Monday, May 20, 2019

French Polynesia Day 8

Day 8: Le Ronde Tahititenne
I'm about out of battery at the Intercontinental's lagoon, waiting to go to the airport for our midnight flight.  I haven't gotten to review the race pictures, but hopefully will be able to do the final post in LA tomorrow.


















Killing time in the market





Jeri's 65th Birthday Present!





French Polynesia Day 7

Day 7 Huhaine

This morning we arrived at the island of Huahine, the one island on this trip that we had not visited on our prior trip to French Polynesia.  

It lies 120 nm northwest of the aisland of Tahiti and consists of 2 islands Huahine Nui (big island), and Huhaine Iti (small island) connected by a sandbar at low tide  and a single short bridge at high tide.  The island is not very developed and consequently not crowded with tourists. 
There were some very well preserved ruins of Maeres (temples along the coastline alone the ride, 




and we made a stop to see some disgusting "blue-eyed eels that were about 6 feet long and 6in in diameter.  Really gross!




The ring roads around each of the 2 islands are well maintained but there are some significant climbs.  One so bad that Bill arranged a Back Roads type lift to take anyone who wanted to over the 500 foot climb wth a 25% descent! The shuttle consisted of a couple of locals with their pickup trucks and most of us (Jeri and Beth were able to snag a ride in the cab) sat or stood in the bed with the bikes hangoing on for dear life.











We did get to experience 2 other very hard climbs including one billed as 30% (but we think it was more like 18% and short).
 

The ship left Huhaine at 2 for the long fetch back to Tahiti.  It was very pleasant relaxing for the afternoon with nothing to do.

Tomorrow is the bike race in Papeete that we will not be participating in.  Our trip cancellation insurance for upcoming trips excludes bike racing, so on the off chance we did get hurt, we’d be screwed.  I’m not very haoppy about this, and tomorrow I will be even grumpier, but for now I guess I’ll just enjoy the warmth and the sun.












French Polynesia Day 6

Day 6: Bora Bora


Big day today.  Shortish ride, but lots of stops to see things. Bora Bora is situated 142 nautical miles fnorthwest of Tahitiin the Leeward Islands (also included are Raitea and Taha’a).  It’s actually a mispronounciation by Capt.
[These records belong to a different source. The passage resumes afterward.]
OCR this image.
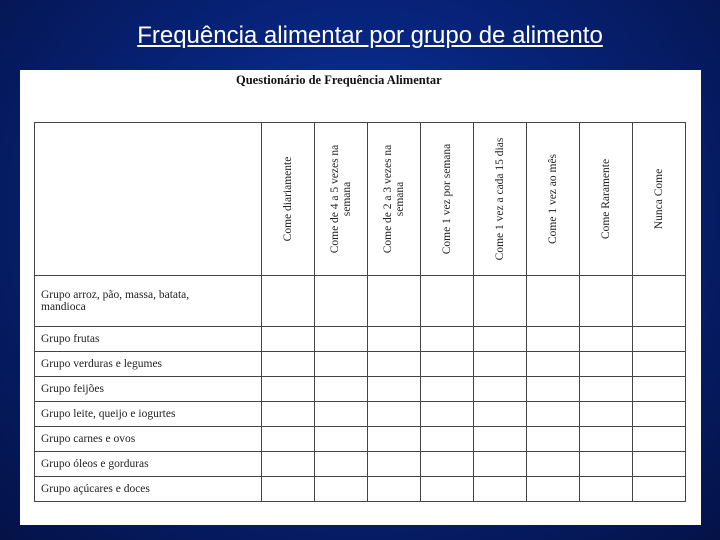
Frequência alimentar por grupo de alimento
Questionário de Frequência Alimentar

	Come diariamente	Come de 4 a 5 vezes na semana	Come de 2 a 3 vezes na semana	Come 1 vez por semana	Come 1 vez a cada 15 dias	Come 1 vez ao mês	Come Raramente	Nunca Come

Grupo arroz, pão, massa, batata,
mandioca								

Grupo frutas								

Grupo verduras e legumes								

Grupo feijões								

Grupo leite, queijo e iogurtes								

Grupo carnes e ovos								

Grupo óleos e gorduras								

Grupo açúcares e doces								
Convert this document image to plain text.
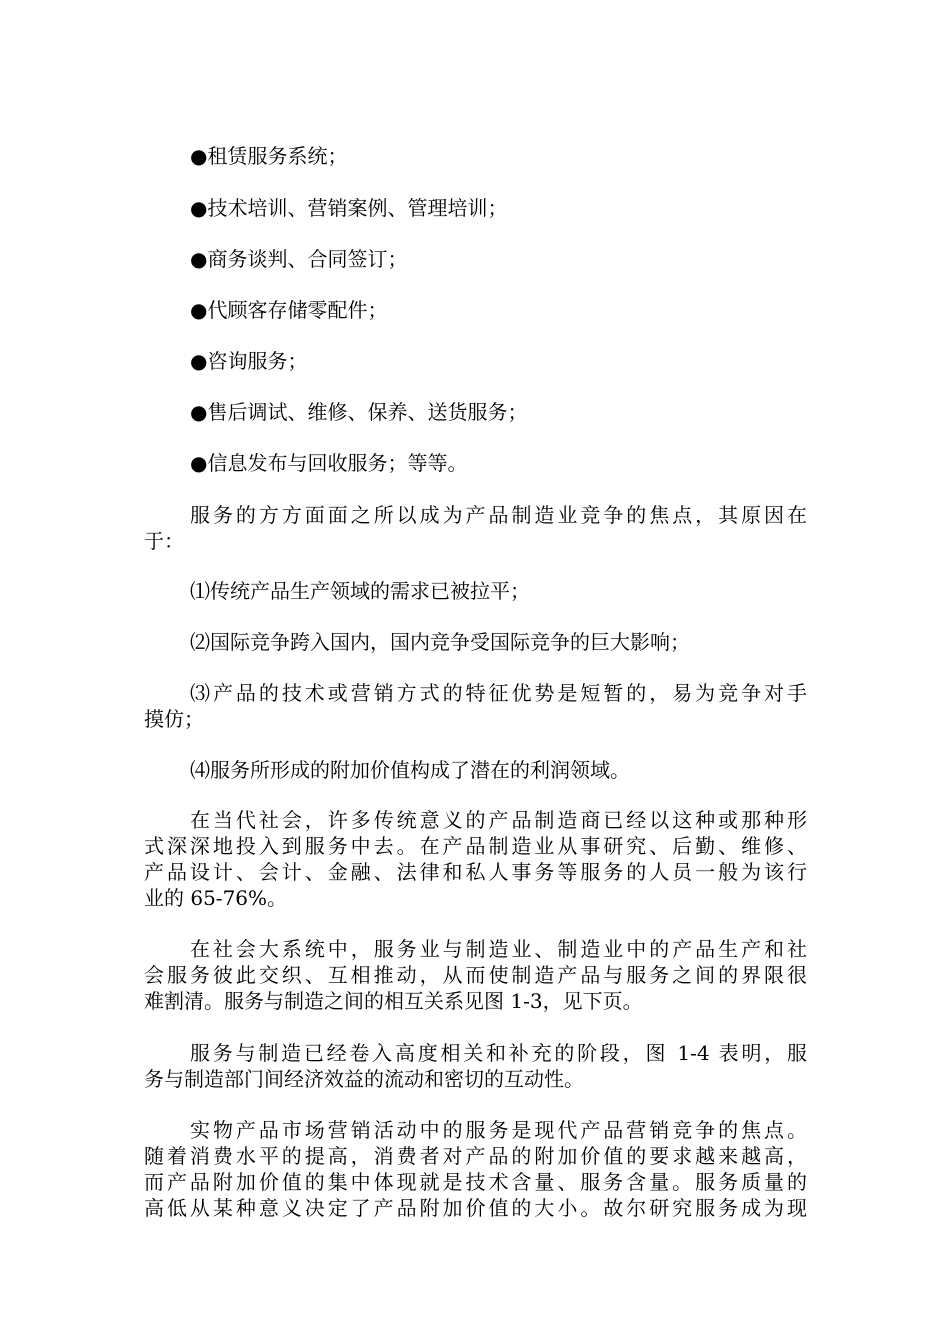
●租赁服务系统；

●技术培训、营销案例、管理培训；

●商务谈判、合同签订；

●代顾客存储零配件；

●咨询服务；

●售后调试、维修、保养、送货服务；

●信息发布与回收服务；等等。

服务的方方面面之所以成为产品制造业竞争的焦点，其原因在

于：

⑴传统产品生产领域的需求已被拉平；

⑵国际竞争跨入国内，国内竞争受国际竞争的巨大影响；

⑶产品的技术或营销方式的特征优势是短暂的，易为竞争对手

摸仿；

⑷服务所形成的附加价值构成了潜在的利润领域。

在当代社会，许多传统意义的产品制造商已经以这种或那种形

式深深地投入到服务中去。在产品制造业从事研究、后勤、维修、

产品设计、会计、金融、法律和私人事务等服务的人员一般为该行

业的 65-76%。

在社会大系统中，服务业与制造业、制造业中的产品生产和社

会服务彼此交织、互相推动，从而使制造产品与服务之间的界限很

难割清。服务与制造之间的相互关系见图 1-3，见下页。

服务与制造已经卷入高度相关和补充的阶段，图 1-4 表明，服

务与制造部门间经济效益的流动和密切的互动性。

实物产品市场营销活动中的服务是现代产品营销竞争的焦点。

随着消费水平的提高，消费者对产品的附加价值的要求越来越高，

而产品附加价值的集中体现就是技术含量、服务含量。服务质量的

高低从某种意义决定了产品附加价值的大小。故尔研究服务成为现
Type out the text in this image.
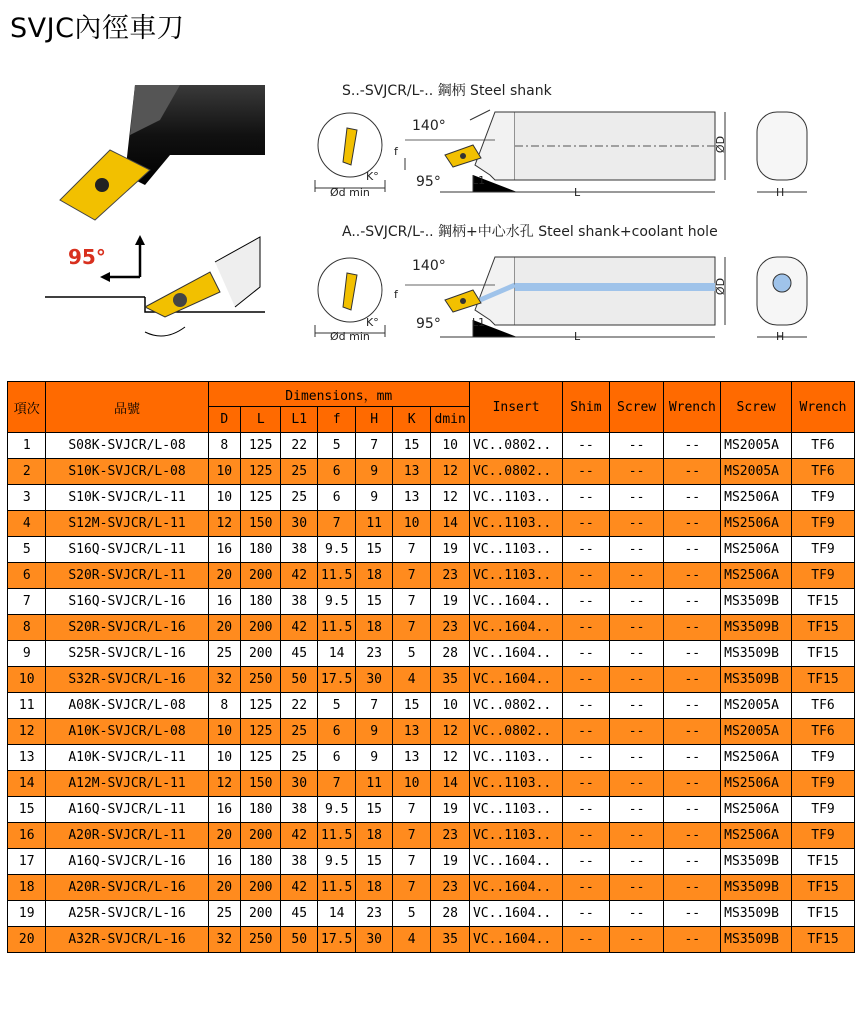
SVJC內徑車刀
95°
S..-SVJCR/L-.. 鋼柄 Steel shank
140°
95°
f
K°
Ød min
L1
L
ØD
H
A..-SVJCR/L-.. 鋼柄+中心水孔 Steel shank+coolant hole
140°
95°
f
K°
Ød min
L1
L
ØD
H
項次	品號	Dimensions，mm							Insert	Shim	Screw	Wrench	Screw	Wrench
		D	L	L1	f	H	K	dmin						
1	S08K-SVJCR/L-08	8	125	22	5	7	15	10	VC..0802..	--	--	--	MS2005A	TF6
2	S10K-SVJCR/L-08	10	125	25	6	9	13	12	VC..0802..	--	--	--	MS2005A	TF6
3	S10K-SVJCR/L-11	10	125	25	6	9	13	12	VC..1103..	--	--	--	MS2506A	TF9
4	S12M-SVJCR/L-11	12	150	30	7	11	10	14	VC..1103..	--	--	--	MS2506A	TF9
5	S16Q-SVJCR/L-11	16	180	38	9.5	15	7	19	VC..1103..	--	--	--	MS2506A	TF9
6	S20R-SVJCR/L-11	20	200	42	11.5	18	7	23	VC..1103..	--	--	--	MS2506A	TF9
7	S16Q-SVJCR/L-16	16	180	38	9.5	15	7	19	VC..1604..	--	--	--	MS3509B	TF15
8	S20R-SVJCR/L-16	20	200	42	11.5	18	7	23	VC..1604..	--	--	--	MS3509B	TF15
9	S25R-SVJCR/L-16	25	200	45	14	23	5	28	VC..1604..	--	--	--	MS3509B	TF15
10	S32R-SVJCR/L-16	32	250	50	17.5	30	4	35	VC..1604..	--	--	--	MS3509B	TF15
11	A08K-SVJCR/L-08	8	125	22	5	7	15	10	VC..0802..	--	--	--	MS2005A	TF6
12	A10K-SVJCR/L-08	10	125	25	6	9	13	12	VC..0802..	--	--	--	MS2005A	TF6
13	A10K-SVJCR/L-11	10	125	25	6	9	13	12	VC..1103..	--	--	--	MS2506A	TF9
14	A12M-SVJCR/L-11	12	150	30	7	11	10	14	VC..1103..	--	--	--	MS2506A	TF9
15	A16Q-SVJCR/L-11	16	180	38	9.5	15	7	19	VC..1103..	--	--	--	MS2506A	TF9
16	A20R-SVJCR/L-11	20	200	42	11.5	18	7	23	VC..1103..	--	--	--	MS2506A	TF9
17	A16Q-SVJCR/L-16	16	180	38	9.5	15	7	19	VC..1604..	--	--	--	MS3509B	TF15
18	A20R-SVJCR/L-16	20	200	42	11.5	18	7	23	VC..1604..	--	--	--	MS3509B	TF15
19	A25R-SVJCR/L-16	25	200	45	14	23	5	28	VC..1604..	--	--	--	MS3509B	TF15
20	A32R-SVJCR/L-16	32	250	50	17.5	30	4	35	VC..1604..	--	--	--	MS3509B	TF15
James Cook of the Polynesian words Pora Pora which means “first born”.  Cook came here in 1770 and missionaries arrive 50 years later.  After fierce resistance, it was annexed by France in 1888. 
During WWII, Bora Bora was thought to be of strategic importance by the Allies to block the Japanese, and during the war, the U.S. had 6,000 troops stationed on this tiny island. Though the Japanese never attempted to gain control here, the war was a boon for the island thanks to many infrastructure projects of the Army Corps of Engineers including an airfield and a beautiful (for cycling) ring road.
 







Along the road we stopped to visit a “pareo factory”.  These are the shmatas (“rags” for you non-Jews) that the Polynesians  (men and women) wearlike a skirt.


We also got to see a demonstration of thatch fabrication at a thatch factory.  The ubiquitous fruit and coconut juice was available here as well.


There was also a hike to a WWII gun emplacement that we started out on, but realized that our bike cleats were not the safest footwear for the path.  Jeri kept thinking of her Hawaian fall on lava, and I kept thinking of the goat path in Corsica, so we finally decided to turn around and let Erik and Beth check out the guns.
 





On the west side of the island we stopped at Bloody Mary’s where we had moored overnight and had dinner a mere 15 years ago.  It appeared to have not a changed a bit, with the sand floor and tree stumps for seats.





 
We spent the afternoon snorkeling with sharks and rays.  The rays are really used to humans and sidle right up to you for petting.  It was a bit hokey, but fun just the same.
 















Dinner tonight was on Windstar’s private motu.  We were all ferried over at sunset for a great bbq and Polynesian entertainment. 
 





The entertainment consisted of Polynesian dancing, singing, and fire twirling.  The fire dancers included an amazing 6 yo, though most of our group felt that protective services should have been called.  The kid was good, but did manage to get burned (slightly) at one point in the show.






But the best entertainment was the sunset and the full moon over Bora Bora.  Moth very romantic!